Jan Grarup – Haiti Aftermath, 2011

A devastating earthquake struck the island of Haiti on January 12, 2010. Commissioned by different magazines, the Danish photographer travelled to the Caribbean state, to report on the effects of the natural disaster. In 2011, his series was granted the Leica Oskar Barnack Award.

The destruction is appalling. A precise count and identification of the dead is difficult due to the enormous devastation; the number of victims can only be estimated. The government assumed then a death toll of around 300,000, with more than three million affected by the quake. Around 1.85 million people were left homeless. The earthquake is therefore considered to be the most severe quake in the history of the Americas. Grarup saw his mission as a photographer as much more than the simple depiction of the current situation: “Seeing all the suffering going on in a place like Haiti in the aftermath of the earthquake, I feel obliged to do so. As photographers we have a responsibility to do this in order to tell the stories as honestly and as in-depth as we can. It’s a hard job.” His pictures still lead the viewer to the limits of human despair, dignity, suffering and hope. Even the photographer himself had to endure the desperate situation on location: “I consider photojournalism as one way of helping people to understand. I am not saying that my work has helped; but I honestly and sincerely hope it has.”

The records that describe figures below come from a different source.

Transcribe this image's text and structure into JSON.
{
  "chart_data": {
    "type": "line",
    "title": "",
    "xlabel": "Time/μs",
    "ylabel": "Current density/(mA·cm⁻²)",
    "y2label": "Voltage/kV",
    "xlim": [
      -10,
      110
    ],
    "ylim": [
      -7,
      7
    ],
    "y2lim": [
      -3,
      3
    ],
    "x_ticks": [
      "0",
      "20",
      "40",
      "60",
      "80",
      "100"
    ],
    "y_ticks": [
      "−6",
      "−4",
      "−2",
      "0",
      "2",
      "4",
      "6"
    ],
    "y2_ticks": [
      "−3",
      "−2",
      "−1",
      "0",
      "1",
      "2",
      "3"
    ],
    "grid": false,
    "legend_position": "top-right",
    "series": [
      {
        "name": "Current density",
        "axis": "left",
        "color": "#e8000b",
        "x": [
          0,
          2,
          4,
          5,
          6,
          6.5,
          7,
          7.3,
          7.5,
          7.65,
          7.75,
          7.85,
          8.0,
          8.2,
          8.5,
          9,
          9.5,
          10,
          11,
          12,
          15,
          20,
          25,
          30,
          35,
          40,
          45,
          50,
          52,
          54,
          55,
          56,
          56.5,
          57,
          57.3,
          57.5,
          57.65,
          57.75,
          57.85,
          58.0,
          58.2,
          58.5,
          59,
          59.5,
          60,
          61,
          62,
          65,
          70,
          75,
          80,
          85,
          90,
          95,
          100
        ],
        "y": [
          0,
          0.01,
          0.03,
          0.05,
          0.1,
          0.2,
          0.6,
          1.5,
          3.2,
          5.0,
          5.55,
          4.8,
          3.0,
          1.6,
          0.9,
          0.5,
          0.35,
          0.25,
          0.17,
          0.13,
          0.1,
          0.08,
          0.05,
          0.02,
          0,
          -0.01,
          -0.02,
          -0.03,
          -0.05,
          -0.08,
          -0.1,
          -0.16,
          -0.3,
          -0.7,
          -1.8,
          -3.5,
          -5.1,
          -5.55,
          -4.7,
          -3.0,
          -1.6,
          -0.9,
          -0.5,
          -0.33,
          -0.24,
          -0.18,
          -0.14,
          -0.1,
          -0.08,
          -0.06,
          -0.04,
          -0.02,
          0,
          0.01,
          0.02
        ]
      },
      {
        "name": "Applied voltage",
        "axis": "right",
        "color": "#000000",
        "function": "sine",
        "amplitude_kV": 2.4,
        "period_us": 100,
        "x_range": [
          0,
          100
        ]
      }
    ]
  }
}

“I feel that we, the people in richer parts of the world, have an obligation to get involved in places where people have next to nothing in order to survive. Photojournalism can potentially help if the stories are told in-depth, with a lot of empathy and with heart.”

The aim of Grarup’s black and white shots is to generate emotion. The earthquake took everything the Haitians had: their belongings, their friends and relatives. Their lives lie in ruins. Fear and despair are written on their faces. They have lost all they ever owned and, in their search for food and water, often even risk the only thing left to them: their lives. The police and private security forces attempt to protect the remaining stocks of provisions and do not hesitate to defend them with weapons, as Grarup’s images show. The fact that the pictures continue to have an impact is entirely in the photographer’s interest, because “it’s very important for me that people remember what’s going on in the world long after the more ‘fast forward’ media has left a place. A story doesn’t just go away just because the media leaves. It’s not so important if they remember my pictures specifically, as long as they remember the issues and the fact that something is going on beyond their own backyard.”

(Text updated 2020)

Interview with Jan Grarup (2011)

“I consider my work has many layers and that it often gains more meaning by being looked at in a deeper way. Basically, one could argue that it is up to the viewers how much information they want to draw out of my images.”

Jan Grarup

Born in 1968, Grarup has travelled almost the whole world in the past decades and photographed many of recent history’s defining human rights and conflict issues. The work reflects his belief in photojournalism’s role as an instrument of witness and memory to incite change, and the necessity of telling the stories of people who are rendered powerless to tell their own. His images of the Rwandan and Darfur genocides provide incontrovertible evidence of unthinkable human brutality, in the hope that such events will never happen or be allowed to happen again. During the development of his projects, Grarup often works hand in hand with aid organisations such as Doctors without Borders and UNICEF. He has already won numerous prestigious awards within the photography industry, such as the World Press Photo, and from human rights organizations, such as UNICEF. He is based in Copenhagen.